# net-misc/networkmanager-0.9.6.4: no wireless at all.[SOLVED]

## alexcortes

Hello,

I turn on my laptop today and networkmananger doesn't find any wireless network.

The module - rt2800pci - is loaded, lspci shows my card, ifconfig wlan0 also seems ok. I re-emerged the networkmanager but nothing changed.

Recompiling kernel  now.   :Confused: 

Thanks!!!

EDIT: wired is ok, I using now.Last edited by alexcortes on Sat Nov 24, 2012 8:00 pm; edited 1 time in total

----------

## alexcortes

WICD also doesnt find any wireless network.

*I'm on KDE.

----------

## Bobbycar

Same problem here. I can exclude any kernel-update related reasons.

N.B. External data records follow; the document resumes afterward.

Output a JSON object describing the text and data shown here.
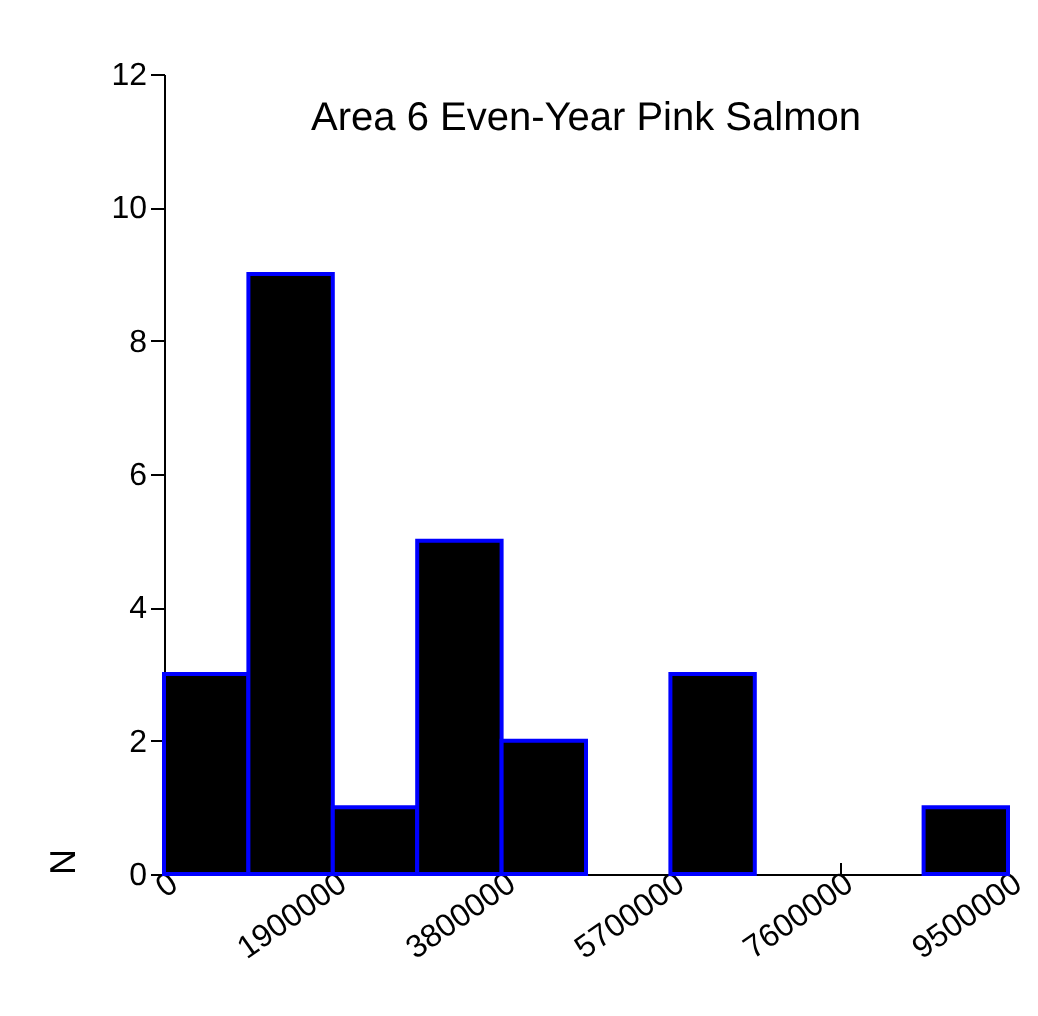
{
  "chart_data": {
    "type": "histogram",
    "title": "Area 6 Even-Year Pink Salmon",
    "ylabel": "N",
    "bins": [
      0,
      950000,
      1900000,
      2850000,
      3800000,
      4750000,
      5700000,
      6650000,
      7600000,
      8550000,
      9500000
    ],
    "values": [
      3,
      9,
      1,
      5,
      2,
      0,
      3,
      0,
      0,
      1
    ],
    "color": "#000000",
    "xlim": [
      0,
      9500000
    ],
    "xticks": [
      0,
      1900000,
      3800000,
      5700000,
      7600000,
      9500000
    ],
    "ylim": [
      0,
      12
    ],
    "yticks": [
      0,
      2,
      4,
      6,
      8,
      10,
      12
    ],
    "grid": false
  }
}
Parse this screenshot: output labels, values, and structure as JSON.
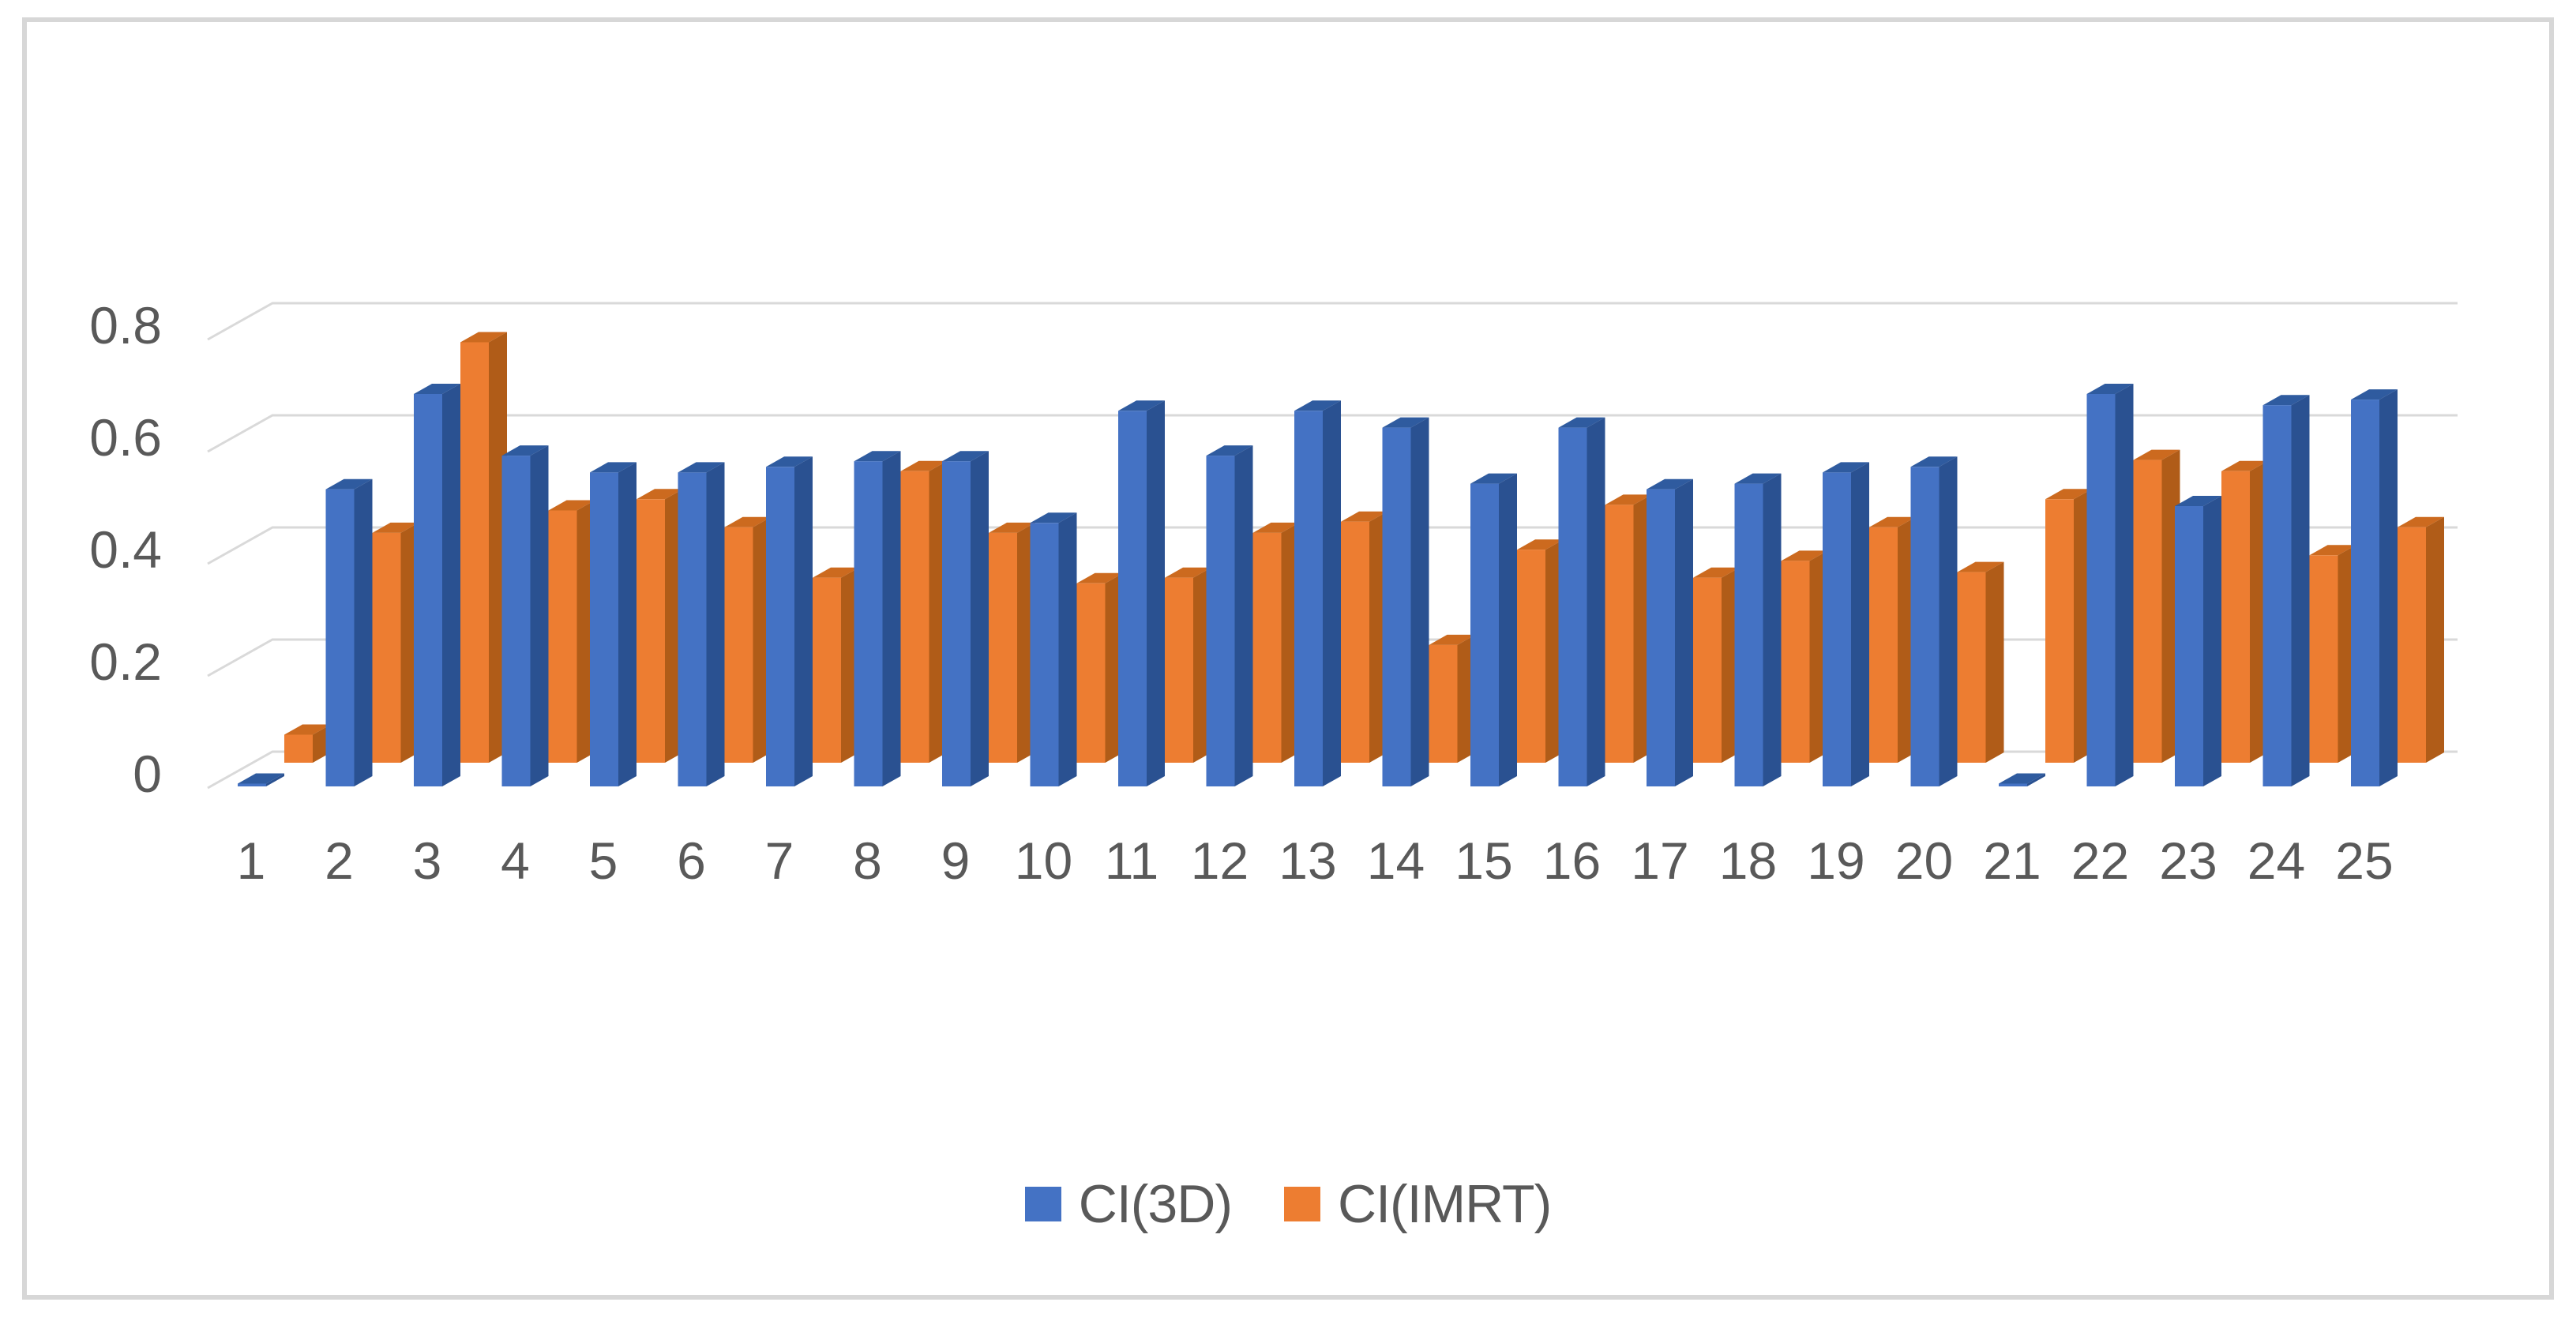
{
  "page": {
    "background": "#ffffff",
    "frame_border_color": "#d7d7d7"
  },
  "chart_data": {
    "type": "bar",
    "style": "3d-clustered-column",
    "title": "",
    "xlabel": "",
    "ylabel": "",
    "categories": [
      "1",
      "2",
      "3",
      "4",
      "5",
      "6",
      "7",
      "8",
      "9",
      "10",
      "11",
      "12",
      "13",
      "14",
      "15",
      "16",
      "17",
      "18",
      "19",
      "20",
      "21",
      "22",
      "23",
      "24",
      "25"
    ],
    "series": [
      {
        "name": "CI(3D)",
        "color": "#4472C4",
        "color_top": "#2F5B9F",
        "color_side": "#2A5191",
        "values": [
          0.005,
          0.53,
          0.7,
          0.59,
          0.56,
          0.56,
          0.57,
          0.58,
          0.58,
          0.47,
          0.67,
          0.59,
          0.67,
          0.64,
          0.54,
          0.64,
          0.53,
          0.54,
          0.56,
          0.57,
          0.005,
          0.7,
          0.5,
          0.68,
          0.69
        ]
      },
      {
        "name": "CI(IMRT)",
        "color": "#ED7D31",
        "color_top": "#CC6A1F",
        "color_side": "#B05C18",
        "values": [
          0.05,
          0.41,
          0.75,
          0.45,
          0.47,
          0.42,
          0.33,
          0.52,
          0.41,
          0.32,
          0.33,
          0.41,
          0.43,
          0.21,
          0.38,
          0.46,
          0.33,
          0.36,
          0.42,
          0.34,
          0.47,
          0.54,
          0.52,
          0.37,
          0.42
        ]
      }
    ],
    "yticks": [
      {
        "value": 0.0,
        "label": "0"
      },
      {
        "value": 0.2,
        "label": "0.2"
      },
      {
        "value": 0.4,
        "label": "0.4"
      },
      {
        "value": 0.6,
        "label": "0.6"
      },
      {
        "value": 0.8,
        "label": "0.8"
      }
    ],
    "ylim": [
      0,
      0.8
    ],
    "grid": true,
    "gridline_color": "#d9d9d9",
    "axis_text_color": "#595959",
    "legend_position": "bottom-center"
  },
  "legend": {
    "items": [
      {
        "label": "CI(3D)",
        "color": "#4472C4"
      },
      {
        "label": "CI(IMRT)",
        "color": "#ED7D31"
      }
    ]
  }
}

Bisecting reemerged packages since last reboot.

----------

## Bobbycar

https://bugs.gentoo.org/show_bug.cgi?id=444542

Downgrade dev-libs/libnl to 3.2.14

----------

## alexcortes

 *Bobbycar wrote:*   

> https://bugs.gentoo.org/show_bug.cgi?id=444542
> 
> Downgrade dev-libs/libnl to 3.2.14

 

Thank you Bobbycar,

Solved here.   :Very Happy: 

----------